健琥とボクは無事に志望校に合格し、4月からは幼馴染兼同居人として忙しい毎日を送っている。
同じ大学であっても学部が違えばスケジュールも違ってくるせいで高校の頃のように一緒に登下校をする事は稀だけど、朝は同じ時間に起きるし帰宅後は2人で過ごすことも多い。
少し落ち着いたらバイトを探そうと話しているけれど、同じところにするかどうかは決めかねている。それぞれの得意分野で、とも思うけれど大切なのは時給と自由度だ。
「はぁ…」
「また貴之?」
ため息をついたボクに健琥が呆れた顔を見せる。
「まだバイトも決まらないし、夏休みの予定なんてまだ分からないって言ってるんだけどね。
何なら夏の間向こうでバイトすればいいって」
「まぁ、貴之らしいよね、言う事が」
「でしょ?」
ここで言う〈貴之らしい〉は褒め言葉じゃない。
夏休みが終わった後もずるずると続けてしまった関係は、それでも冬の訪れと共に終わりを告げた。

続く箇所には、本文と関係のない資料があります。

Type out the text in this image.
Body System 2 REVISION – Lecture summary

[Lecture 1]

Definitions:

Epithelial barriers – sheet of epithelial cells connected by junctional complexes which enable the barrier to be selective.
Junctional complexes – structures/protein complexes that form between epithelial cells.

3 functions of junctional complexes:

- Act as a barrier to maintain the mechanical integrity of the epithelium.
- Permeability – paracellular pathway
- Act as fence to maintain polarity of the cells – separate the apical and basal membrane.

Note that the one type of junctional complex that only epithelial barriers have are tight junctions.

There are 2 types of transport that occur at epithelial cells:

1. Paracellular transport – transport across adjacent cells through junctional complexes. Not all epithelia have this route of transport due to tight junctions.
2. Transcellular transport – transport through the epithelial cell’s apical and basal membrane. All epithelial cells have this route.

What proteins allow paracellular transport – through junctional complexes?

「流石にもう追い込みだから」と言ったボクに「近くの大学なら余裕なんだろう?」と不満そうな顔をしたけれど、取りたい資格が有るからと、貴之のためだと匂わせれば一応の納得を見せた。
友人たちの進路が決まり、自動車学校に通えるようになったことも大きかったのだろう。ボクと過ごしてきた週末は友人との予定で埋められていくようで、冬休みに入る頃には頻繁に入っていた連絡も少なくなった。
《勉強の邪魔しちゃ悪いから》と入ったあとで明らかに減ったメッセージはボクのことを気遣うふりをしながらも、楽しい時間を邪魔されたくないという気持ちの表れなのかもしれないと卑屈になる。
寝る前にくれていた電話も『律希は今からまだ頑張るのに〈おやすみ〉なんて言えない』と言われてしまえば声が聞きたいと思っても我慢するしかなかった。
勉強に集中できていいと自分に言い聞かせて追い込み無事に合格した時にはホッとしたけれど、近くにいられなくなることに不安も覚えた。
貴之は本当はボクが近くの大学に行くことを望んでいたのだろう。
合格を告げるとお祝いの言葉はくれたものの「健琥と一緒に住むの、本当は許したくない」と今更なことを言い出す。部屋はもう決めてあるし、いくら貴之がそう願ったところで変更する気はない。
「律希は俺のものだから、忘れないで」
合格発表の後もやる事は山積みで、そんな中で会いに行った貴之は健琥への対抗意識を隠しもせずボクのことを乱暴に抱いた。
ボクの合格を喜ぶ言葉よりも健琥との関係を心配するような言葉を繰り返し、執拗に赤い痕を残していく。
見える場所に痕を残されれば文句も言えるけど、見えない場所の痕を嫌がれば「こんなところ、誰かに見せるつもりなの?」と強く歯を立てられ血が滲む。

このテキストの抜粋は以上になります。